Os desafios da inclusão de pessoas com autismo no Brasil

Enviada em 02/11/2018

No seriado “Atypical” é mostrado o dia a dia do protagonista Sam que possui Transtorno de Espectro Autista (TEA).  tentando se inserir no contexto escolar com apoio da família para conseguir ter uma vida social normal. Nessa perspectiva e fora da ficção, indivíduos autistas não conseguem se inserir de maneira efetiva na sociedade moderna, pois são apresentados obstáculos que advêm da falta de iniciativa do Estado em promover a inclusão e do preconceito enraizado devido a falta de conscientização que perpetua a exclusão dos autistas.

A priori, é importante destacar que o autismo é uma síndrome que prejudica de maneira ampla a comunicação do indivíduo e por isso torna-se difícil esse ser inserido em qualquer contexto social sem apoio da comunidade em política públicas.  Todavia, o preconceito aliado à falta de informação da própria comunidade impede que pessoas autistas se insiram, isso porquê pouco é dito sobre essa doença nos meios de comunicação, e o autismo possui um estereótipo de patologia agressiva e incapaz de controlar devido à influência da mídia. Tal fato, revela um perigo pois um estudo divulgado pela “Center of Deseases Control and Prevention” revela que 1 a cada 100 crianças tem Transtorno de Espectro Autista, e estima-se que exista dois milhões de autistas no Brasil, tornando necessário que o assunto seja discutido para o público.

Outro fator importante é a falta de políticas públicas representativas que visem a escola como principal forma de inclusão e socialização de autistas, visto que, o contato social começa na infância dentro do contexto escolar. Nessa perspectiva, o filósofo Aristóteles, afirma que o homem é um ser social e a vida em sociedade é necessária para mante-lo dentro do bem estar. É por meio do ambiente escolar que será possível contornar a exclusão e tornar crianças autistas aptas e incluídas na sociedade, sem nenhum preconceito.

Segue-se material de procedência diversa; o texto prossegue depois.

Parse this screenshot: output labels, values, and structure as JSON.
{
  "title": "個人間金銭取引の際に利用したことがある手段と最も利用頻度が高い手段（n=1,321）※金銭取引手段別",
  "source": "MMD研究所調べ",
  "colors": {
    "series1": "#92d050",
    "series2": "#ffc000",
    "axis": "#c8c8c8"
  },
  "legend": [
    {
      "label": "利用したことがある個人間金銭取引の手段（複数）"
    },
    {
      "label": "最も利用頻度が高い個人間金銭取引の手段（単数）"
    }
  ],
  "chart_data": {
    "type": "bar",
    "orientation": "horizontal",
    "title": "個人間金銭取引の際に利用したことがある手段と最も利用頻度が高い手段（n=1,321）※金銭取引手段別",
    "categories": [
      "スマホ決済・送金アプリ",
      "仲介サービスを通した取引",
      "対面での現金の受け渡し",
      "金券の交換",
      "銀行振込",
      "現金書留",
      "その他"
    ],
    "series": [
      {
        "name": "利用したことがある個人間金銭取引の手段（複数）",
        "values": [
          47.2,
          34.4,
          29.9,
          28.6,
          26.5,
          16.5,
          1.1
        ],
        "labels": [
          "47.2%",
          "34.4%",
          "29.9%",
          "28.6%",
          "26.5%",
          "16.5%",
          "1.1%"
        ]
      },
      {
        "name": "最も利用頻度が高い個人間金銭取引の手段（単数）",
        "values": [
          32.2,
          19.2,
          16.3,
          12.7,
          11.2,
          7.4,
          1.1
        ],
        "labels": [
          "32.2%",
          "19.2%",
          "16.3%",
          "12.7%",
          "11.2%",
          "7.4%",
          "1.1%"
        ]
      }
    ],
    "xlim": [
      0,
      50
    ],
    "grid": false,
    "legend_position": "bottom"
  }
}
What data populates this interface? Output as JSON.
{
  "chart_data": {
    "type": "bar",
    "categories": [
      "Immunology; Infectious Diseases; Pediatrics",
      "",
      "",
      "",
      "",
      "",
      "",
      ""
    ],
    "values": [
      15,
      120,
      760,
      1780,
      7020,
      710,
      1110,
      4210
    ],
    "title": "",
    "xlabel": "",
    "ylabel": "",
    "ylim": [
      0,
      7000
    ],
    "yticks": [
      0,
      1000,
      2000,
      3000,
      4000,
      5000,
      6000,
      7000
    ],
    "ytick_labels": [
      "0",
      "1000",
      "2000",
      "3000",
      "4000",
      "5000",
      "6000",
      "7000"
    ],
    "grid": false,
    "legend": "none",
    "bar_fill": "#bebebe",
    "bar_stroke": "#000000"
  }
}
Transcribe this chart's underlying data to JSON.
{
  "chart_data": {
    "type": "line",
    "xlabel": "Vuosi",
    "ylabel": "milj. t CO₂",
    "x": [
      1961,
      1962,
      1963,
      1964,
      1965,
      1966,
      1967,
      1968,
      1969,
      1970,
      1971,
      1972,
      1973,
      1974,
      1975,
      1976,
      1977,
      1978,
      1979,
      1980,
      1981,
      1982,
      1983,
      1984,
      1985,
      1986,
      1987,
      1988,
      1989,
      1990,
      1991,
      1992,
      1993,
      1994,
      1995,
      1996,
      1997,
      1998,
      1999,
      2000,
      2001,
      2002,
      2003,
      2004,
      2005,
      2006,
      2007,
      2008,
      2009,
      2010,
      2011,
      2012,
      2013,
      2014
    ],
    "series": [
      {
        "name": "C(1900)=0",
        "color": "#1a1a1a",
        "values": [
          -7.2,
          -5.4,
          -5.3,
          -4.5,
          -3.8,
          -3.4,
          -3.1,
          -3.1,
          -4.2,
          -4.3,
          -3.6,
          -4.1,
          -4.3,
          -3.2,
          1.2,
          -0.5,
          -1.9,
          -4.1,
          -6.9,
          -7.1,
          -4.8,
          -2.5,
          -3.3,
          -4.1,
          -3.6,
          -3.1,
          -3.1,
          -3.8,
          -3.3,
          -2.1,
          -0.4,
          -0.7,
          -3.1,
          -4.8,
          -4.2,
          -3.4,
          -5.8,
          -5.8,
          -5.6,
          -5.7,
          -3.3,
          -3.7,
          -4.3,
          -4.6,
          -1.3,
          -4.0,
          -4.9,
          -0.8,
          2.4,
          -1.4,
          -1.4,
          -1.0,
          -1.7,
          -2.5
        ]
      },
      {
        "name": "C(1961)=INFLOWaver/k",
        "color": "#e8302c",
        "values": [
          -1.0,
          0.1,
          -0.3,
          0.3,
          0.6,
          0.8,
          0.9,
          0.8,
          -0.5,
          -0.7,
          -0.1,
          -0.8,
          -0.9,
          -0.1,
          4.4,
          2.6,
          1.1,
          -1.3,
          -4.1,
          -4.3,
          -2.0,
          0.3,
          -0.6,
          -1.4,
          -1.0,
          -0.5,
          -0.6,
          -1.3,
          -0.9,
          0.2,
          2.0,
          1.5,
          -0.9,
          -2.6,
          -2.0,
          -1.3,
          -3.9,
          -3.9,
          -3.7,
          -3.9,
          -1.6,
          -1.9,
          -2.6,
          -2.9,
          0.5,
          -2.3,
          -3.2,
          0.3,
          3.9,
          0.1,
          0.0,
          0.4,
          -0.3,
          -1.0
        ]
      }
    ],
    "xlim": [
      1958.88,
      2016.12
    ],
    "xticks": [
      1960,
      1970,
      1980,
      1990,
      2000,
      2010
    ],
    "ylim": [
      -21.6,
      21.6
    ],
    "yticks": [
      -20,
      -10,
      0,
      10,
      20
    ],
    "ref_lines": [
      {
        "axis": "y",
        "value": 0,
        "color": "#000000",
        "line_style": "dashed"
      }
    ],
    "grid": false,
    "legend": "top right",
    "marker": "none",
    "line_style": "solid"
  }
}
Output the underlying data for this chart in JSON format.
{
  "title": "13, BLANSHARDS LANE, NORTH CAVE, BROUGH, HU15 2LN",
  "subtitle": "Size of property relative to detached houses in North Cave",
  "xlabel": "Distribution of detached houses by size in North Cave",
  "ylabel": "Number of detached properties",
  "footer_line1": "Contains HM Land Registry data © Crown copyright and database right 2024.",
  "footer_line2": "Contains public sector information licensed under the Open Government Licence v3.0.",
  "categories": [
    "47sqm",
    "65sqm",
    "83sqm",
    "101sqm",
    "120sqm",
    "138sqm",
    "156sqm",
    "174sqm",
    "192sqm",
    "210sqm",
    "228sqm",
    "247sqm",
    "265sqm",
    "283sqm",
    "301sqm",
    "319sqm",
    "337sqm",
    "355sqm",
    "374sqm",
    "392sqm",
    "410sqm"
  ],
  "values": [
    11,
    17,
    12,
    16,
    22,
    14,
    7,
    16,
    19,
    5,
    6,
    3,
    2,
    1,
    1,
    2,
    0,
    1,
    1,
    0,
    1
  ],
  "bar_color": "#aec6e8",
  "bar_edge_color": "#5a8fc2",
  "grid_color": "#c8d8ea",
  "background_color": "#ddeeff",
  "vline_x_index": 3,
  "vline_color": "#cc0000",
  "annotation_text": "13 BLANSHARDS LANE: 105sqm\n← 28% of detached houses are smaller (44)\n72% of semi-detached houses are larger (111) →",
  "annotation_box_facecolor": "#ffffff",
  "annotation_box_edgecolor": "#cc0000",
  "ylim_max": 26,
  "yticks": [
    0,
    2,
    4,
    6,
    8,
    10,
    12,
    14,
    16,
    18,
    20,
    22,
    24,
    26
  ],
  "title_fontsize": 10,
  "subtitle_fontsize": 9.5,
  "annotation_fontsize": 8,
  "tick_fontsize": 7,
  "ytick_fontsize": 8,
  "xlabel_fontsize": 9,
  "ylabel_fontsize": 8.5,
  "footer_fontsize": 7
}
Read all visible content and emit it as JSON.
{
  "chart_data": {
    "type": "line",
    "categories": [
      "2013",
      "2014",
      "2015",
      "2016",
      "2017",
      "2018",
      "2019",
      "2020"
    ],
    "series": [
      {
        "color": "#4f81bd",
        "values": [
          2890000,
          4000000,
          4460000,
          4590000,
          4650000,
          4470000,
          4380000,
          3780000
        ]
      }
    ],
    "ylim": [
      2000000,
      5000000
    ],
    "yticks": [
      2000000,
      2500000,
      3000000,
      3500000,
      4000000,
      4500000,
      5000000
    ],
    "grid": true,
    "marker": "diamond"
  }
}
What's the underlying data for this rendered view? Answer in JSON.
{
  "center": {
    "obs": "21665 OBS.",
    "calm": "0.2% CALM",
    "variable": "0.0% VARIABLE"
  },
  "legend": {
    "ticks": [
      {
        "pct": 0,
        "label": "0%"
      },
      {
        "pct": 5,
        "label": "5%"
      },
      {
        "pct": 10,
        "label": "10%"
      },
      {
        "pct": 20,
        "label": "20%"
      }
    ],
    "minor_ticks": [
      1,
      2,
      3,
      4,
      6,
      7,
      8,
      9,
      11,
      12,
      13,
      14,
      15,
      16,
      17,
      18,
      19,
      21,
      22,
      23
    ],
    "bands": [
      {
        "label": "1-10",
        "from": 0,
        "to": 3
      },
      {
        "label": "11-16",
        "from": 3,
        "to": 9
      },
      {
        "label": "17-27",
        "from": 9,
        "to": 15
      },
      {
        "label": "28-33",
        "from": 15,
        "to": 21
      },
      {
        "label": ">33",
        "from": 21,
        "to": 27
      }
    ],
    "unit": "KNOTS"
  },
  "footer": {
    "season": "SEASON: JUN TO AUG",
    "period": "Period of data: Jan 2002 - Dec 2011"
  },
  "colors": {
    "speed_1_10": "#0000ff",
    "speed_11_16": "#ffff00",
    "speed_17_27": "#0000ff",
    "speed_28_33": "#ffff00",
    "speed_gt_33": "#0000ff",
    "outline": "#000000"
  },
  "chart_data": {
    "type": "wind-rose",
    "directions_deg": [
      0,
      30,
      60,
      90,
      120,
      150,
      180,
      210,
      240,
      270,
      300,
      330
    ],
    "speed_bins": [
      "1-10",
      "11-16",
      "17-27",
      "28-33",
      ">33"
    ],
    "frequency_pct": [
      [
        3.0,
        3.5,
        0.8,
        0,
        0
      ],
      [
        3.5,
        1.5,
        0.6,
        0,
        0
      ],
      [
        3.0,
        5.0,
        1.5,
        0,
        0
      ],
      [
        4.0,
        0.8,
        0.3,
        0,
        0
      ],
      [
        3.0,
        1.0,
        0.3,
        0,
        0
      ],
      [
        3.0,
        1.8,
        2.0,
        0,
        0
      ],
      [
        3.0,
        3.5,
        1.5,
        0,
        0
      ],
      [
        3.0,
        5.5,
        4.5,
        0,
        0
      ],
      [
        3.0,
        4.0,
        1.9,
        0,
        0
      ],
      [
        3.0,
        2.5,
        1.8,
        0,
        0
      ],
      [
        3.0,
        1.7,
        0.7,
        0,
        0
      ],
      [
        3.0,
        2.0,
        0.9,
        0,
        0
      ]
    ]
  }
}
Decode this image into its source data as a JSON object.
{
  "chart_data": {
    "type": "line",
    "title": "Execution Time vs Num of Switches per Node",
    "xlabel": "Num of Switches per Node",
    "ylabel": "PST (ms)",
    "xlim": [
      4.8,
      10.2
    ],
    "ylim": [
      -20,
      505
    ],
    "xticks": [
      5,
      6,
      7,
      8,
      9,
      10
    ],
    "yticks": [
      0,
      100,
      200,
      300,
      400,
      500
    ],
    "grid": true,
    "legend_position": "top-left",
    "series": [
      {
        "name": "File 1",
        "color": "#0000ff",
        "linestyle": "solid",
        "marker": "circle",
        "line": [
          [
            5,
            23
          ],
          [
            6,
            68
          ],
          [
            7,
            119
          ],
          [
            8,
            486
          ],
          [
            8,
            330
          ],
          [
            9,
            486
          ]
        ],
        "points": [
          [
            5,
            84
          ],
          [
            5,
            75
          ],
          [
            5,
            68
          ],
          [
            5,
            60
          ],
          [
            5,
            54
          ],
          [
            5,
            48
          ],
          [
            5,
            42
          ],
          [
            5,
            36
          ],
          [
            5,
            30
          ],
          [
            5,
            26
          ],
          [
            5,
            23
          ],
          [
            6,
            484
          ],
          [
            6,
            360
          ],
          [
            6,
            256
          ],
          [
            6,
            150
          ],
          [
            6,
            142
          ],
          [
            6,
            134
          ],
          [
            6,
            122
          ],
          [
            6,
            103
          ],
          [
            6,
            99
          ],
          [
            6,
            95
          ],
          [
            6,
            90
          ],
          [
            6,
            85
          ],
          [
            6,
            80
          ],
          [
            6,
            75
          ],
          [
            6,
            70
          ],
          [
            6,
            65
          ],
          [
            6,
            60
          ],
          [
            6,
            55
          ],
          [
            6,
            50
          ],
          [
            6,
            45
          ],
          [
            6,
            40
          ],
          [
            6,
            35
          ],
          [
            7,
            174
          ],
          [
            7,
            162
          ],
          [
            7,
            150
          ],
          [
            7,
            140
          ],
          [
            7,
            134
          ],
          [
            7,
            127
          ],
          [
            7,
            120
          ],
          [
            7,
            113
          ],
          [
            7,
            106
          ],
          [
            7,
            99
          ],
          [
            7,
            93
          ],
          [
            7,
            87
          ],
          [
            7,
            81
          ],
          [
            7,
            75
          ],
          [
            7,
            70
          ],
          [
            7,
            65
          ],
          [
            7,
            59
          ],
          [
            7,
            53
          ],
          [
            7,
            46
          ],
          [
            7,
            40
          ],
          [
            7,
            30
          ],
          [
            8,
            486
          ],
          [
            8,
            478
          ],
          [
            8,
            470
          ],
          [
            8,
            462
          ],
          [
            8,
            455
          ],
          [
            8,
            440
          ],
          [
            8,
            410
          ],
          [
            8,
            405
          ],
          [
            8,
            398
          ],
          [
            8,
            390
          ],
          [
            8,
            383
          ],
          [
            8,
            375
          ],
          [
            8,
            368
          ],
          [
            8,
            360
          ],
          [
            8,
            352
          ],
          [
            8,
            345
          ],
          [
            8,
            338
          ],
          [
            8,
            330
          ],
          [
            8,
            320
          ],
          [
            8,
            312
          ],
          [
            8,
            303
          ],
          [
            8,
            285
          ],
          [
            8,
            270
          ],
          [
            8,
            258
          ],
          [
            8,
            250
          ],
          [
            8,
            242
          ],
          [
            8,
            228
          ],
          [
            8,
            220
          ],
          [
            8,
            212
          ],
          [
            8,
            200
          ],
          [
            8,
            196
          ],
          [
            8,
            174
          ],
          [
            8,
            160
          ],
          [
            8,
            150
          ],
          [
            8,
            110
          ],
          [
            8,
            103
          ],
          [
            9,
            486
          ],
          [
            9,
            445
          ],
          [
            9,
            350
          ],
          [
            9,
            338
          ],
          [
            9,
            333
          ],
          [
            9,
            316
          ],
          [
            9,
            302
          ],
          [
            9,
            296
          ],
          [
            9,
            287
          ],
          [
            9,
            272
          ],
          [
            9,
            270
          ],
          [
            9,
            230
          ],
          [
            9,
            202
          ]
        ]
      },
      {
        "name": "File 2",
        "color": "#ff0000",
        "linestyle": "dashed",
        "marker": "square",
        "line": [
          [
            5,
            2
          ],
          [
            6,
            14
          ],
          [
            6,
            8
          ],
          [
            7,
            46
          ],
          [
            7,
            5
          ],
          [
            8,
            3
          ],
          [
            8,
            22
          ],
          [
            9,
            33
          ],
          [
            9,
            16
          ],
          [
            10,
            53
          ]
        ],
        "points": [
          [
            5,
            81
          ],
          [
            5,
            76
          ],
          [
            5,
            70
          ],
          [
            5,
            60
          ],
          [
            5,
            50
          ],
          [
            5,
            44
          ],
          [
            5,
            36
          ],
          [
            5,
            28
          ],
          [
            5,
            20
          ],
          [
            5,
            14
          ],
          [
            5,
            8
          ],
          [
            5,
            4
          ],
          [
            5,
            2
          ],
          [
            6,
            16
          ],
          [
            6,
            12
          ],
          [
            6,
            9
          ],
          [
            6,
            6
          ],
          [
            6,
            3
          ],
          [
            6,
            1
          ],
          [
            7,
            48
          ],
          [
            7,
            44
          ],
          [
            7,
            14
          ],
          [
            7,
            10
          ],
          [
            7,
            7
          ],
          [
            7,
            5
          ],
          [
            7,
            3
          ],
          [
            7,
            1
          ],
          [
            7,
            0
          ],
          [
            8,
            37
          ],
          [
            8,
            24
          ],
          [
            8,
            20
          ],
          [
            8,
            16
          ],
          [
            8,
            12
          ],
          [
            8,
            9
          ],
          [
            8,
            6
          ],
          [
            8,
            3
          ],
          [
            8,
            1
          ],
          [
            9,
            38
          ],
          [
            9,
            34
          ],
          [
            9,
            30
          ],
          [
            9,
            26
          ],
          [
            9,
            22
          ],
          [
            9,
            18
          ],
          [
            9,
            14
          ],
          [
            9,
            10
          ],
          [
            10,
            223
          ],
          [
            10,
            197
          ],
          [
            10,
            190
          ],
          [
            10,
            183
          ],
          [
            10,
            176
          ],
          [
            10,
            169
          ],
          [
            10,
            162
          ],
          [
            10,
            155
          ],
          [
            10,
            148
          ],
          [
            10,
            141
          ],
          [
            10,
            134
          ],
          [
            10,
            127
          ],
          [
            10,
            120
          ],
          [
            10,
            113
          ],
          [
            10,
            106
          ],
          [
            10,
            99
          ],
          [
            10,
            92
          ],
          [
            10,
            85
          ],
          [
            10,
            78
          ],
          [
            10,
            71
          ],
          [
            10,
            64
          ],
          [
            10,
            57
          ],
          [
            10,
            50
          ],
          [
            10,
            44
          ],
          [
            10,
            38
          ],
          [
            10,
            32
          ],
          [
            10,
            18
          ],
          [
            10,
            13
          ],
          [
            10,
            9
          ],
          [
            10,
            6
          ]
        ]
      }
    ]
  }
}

Portanto, são necessárias mudanças para intervir no problema. Para iniciar a inclusão de cidadãos com transtorno de espectro autista, cabe ao Ministério da Educação promover campanhas de conscientização e visibilidade dos vários tipos de autismo, nos meios de comunicação como radio e televisão, com o objetivo de aumentar a discussão para população e assim diminuir a desinformação. Além disso, o MEC também deve estabelecer que cada escola tenha pelo menos duas turmas com alunos autistas e com educadores especializados e orientados para atenderem as necessidades e também promoverem palestras dentro da escola sobre o combate ao preconceito e a importância de inclusão para alunos dentro do TEA. Dessa forma, a inclusão seria feita progressivamente junto a diminuição do preconceito e a desinformação.